MPs repeatedly asked her if the regulator needed more power to enforce rules.

Conservative member Richard Fuller was particularly scathing. He said: “For good reasons or bad, you don't sound like much of a regulator."

He added: "Your belief in flexibility doesn't work because you don't have enough teeth until it's too late."

Business committee chair Iain Wright said the committee was shocked by the length a pensions investigation would take.
Parliamentlive.tv

Business committee chair Iain Wright said the committee was shocked by the length a pensions investigation would take.
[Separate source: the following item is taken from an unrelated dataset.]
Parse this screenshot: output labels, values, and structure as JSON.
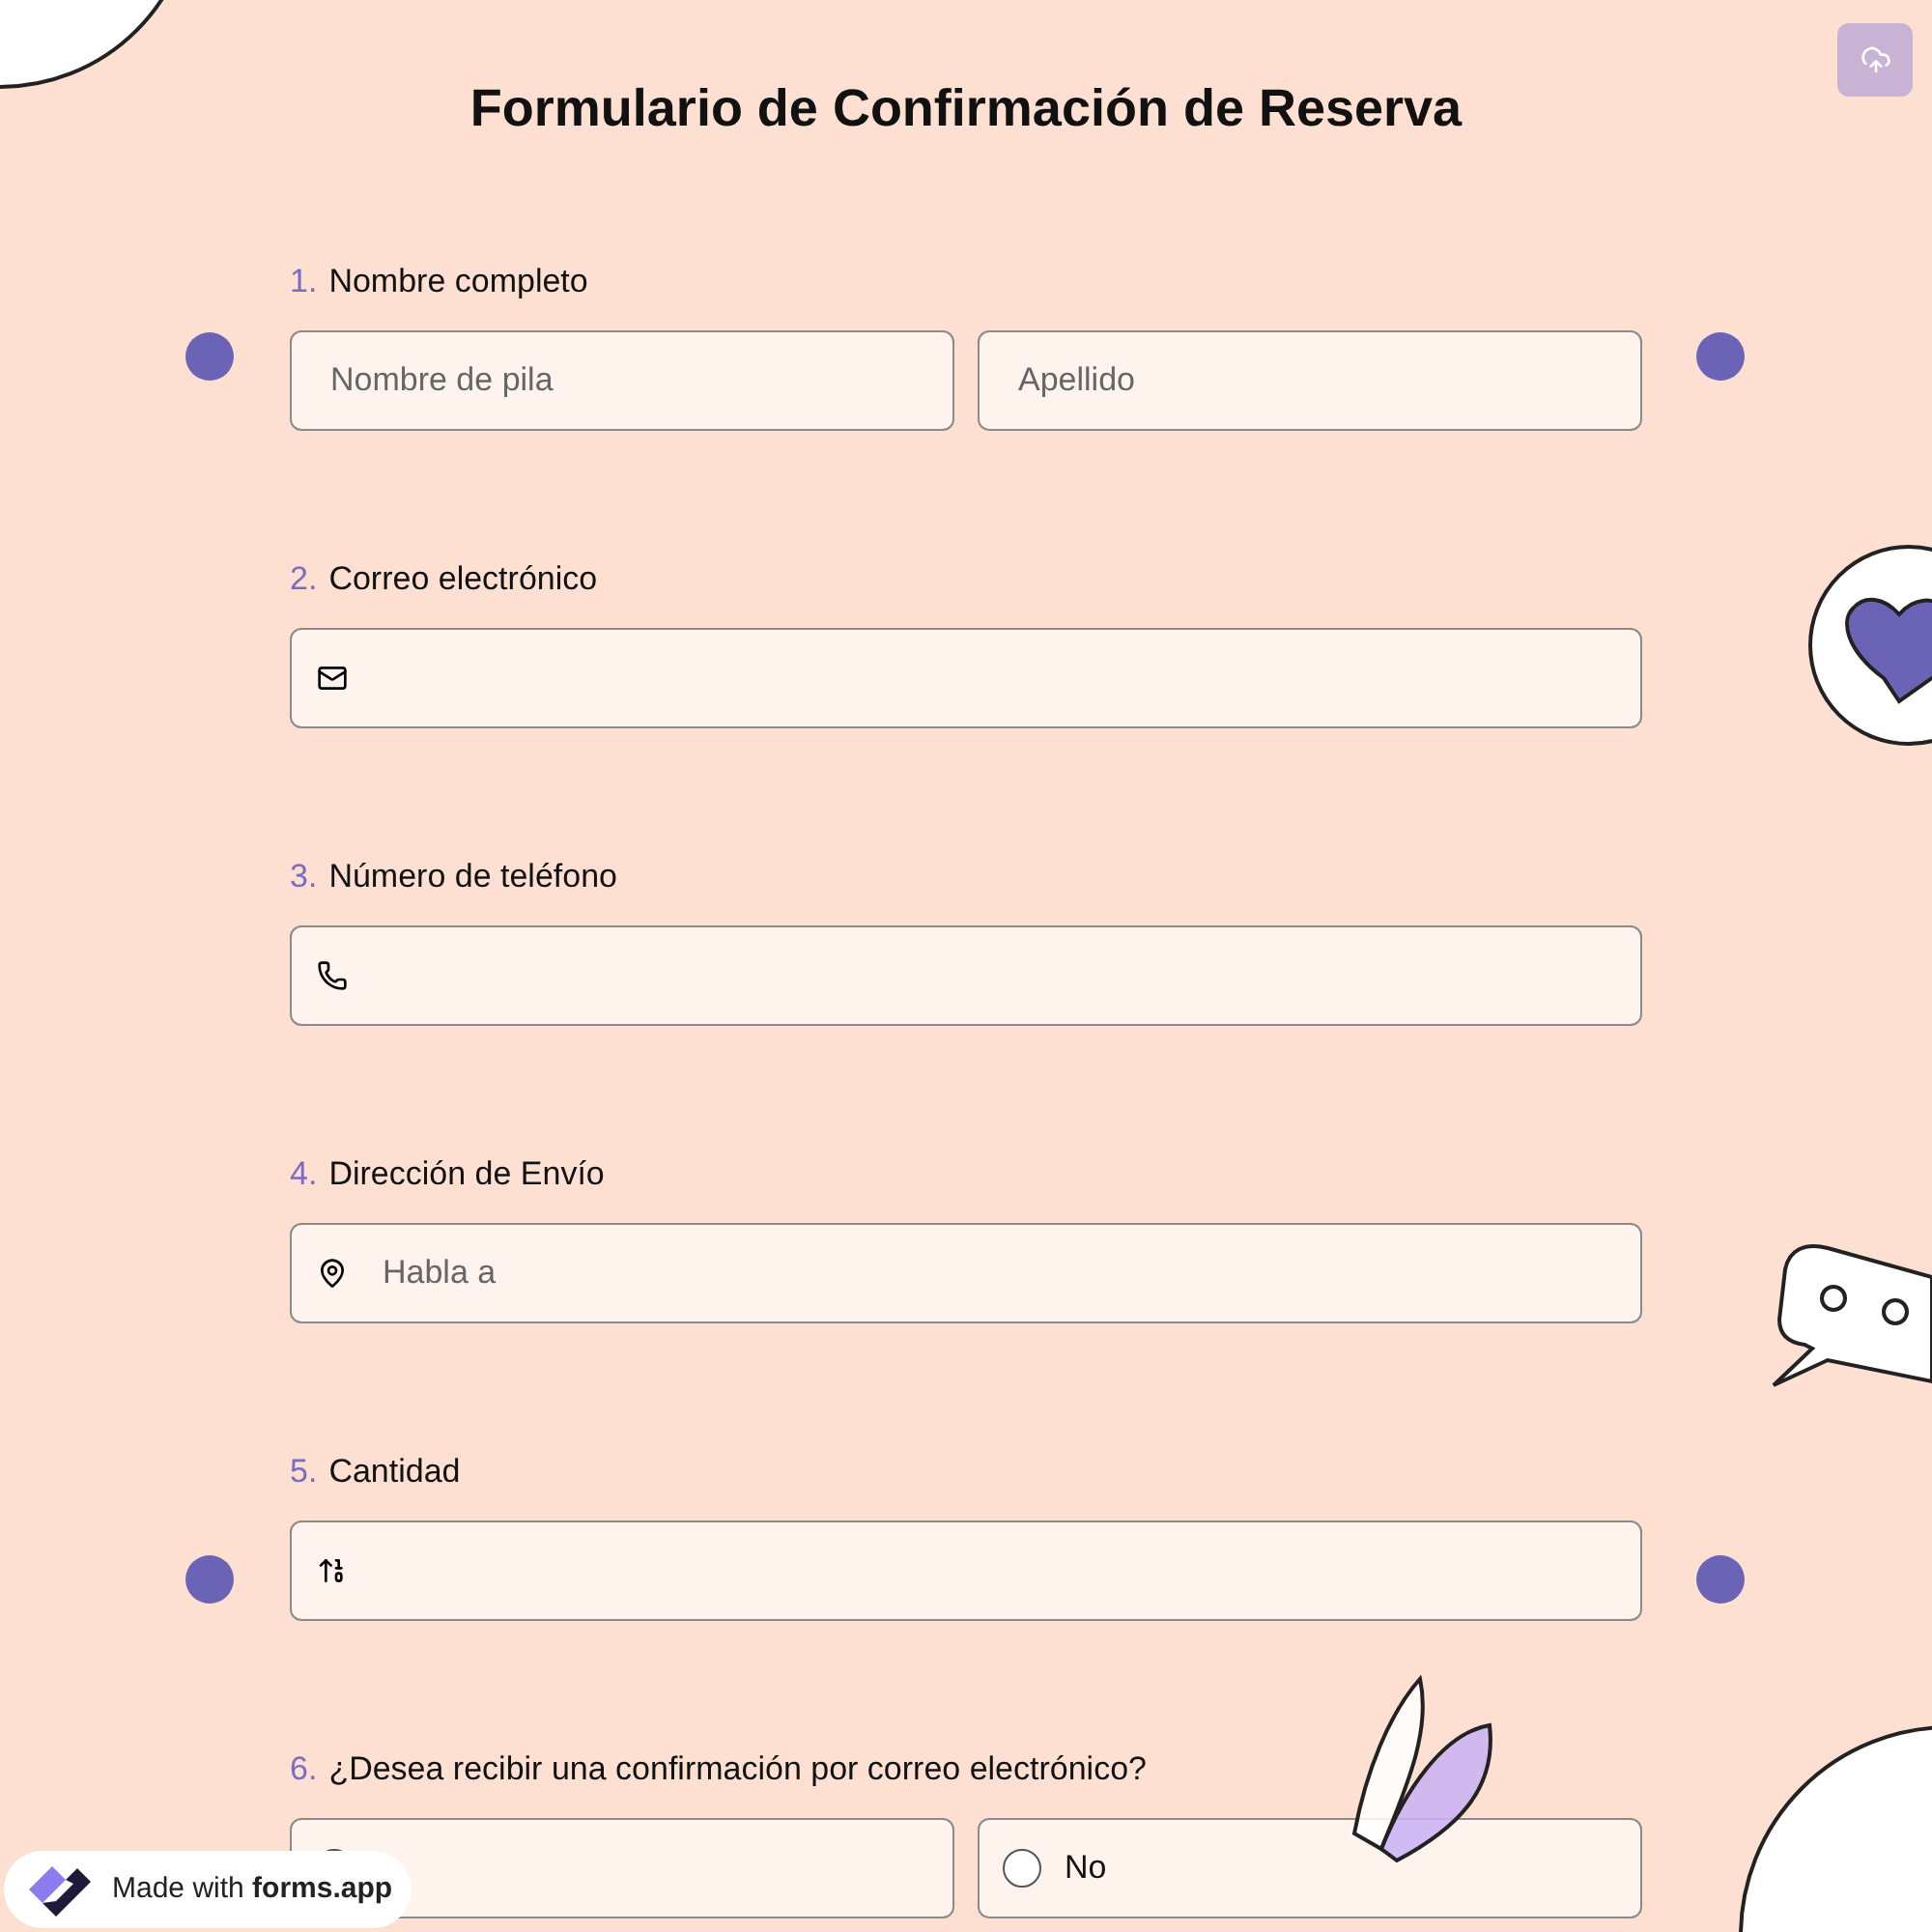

Wright told BuzzFeed News companies also have a “moral obligation” to employees. During the hearing MPs also accused BHS of showing the regulator little respect.

“You obviously want companies to play the rules of the game and for those rules to be as robust as possible,” he said. “But there’s also a moral obligation to those people who work for you.

“They’re not just pieces on a board; there’s a social aspect. Making sure you do right by people who do right by you is also really important."

The committee also heard from Alan Rubenstein, the chief executive of the Pension Protection Fund, who revealed that the 23-year recovery plan for the pension was more than double the average length for other funds.

He called for time limits to recoveries to avoid future long-term plans leading to problems. If the fund must take over the BHS pension scheme, it will cost £275 million.

Green, Chappell, and the pension trustees are set to be called in the next month.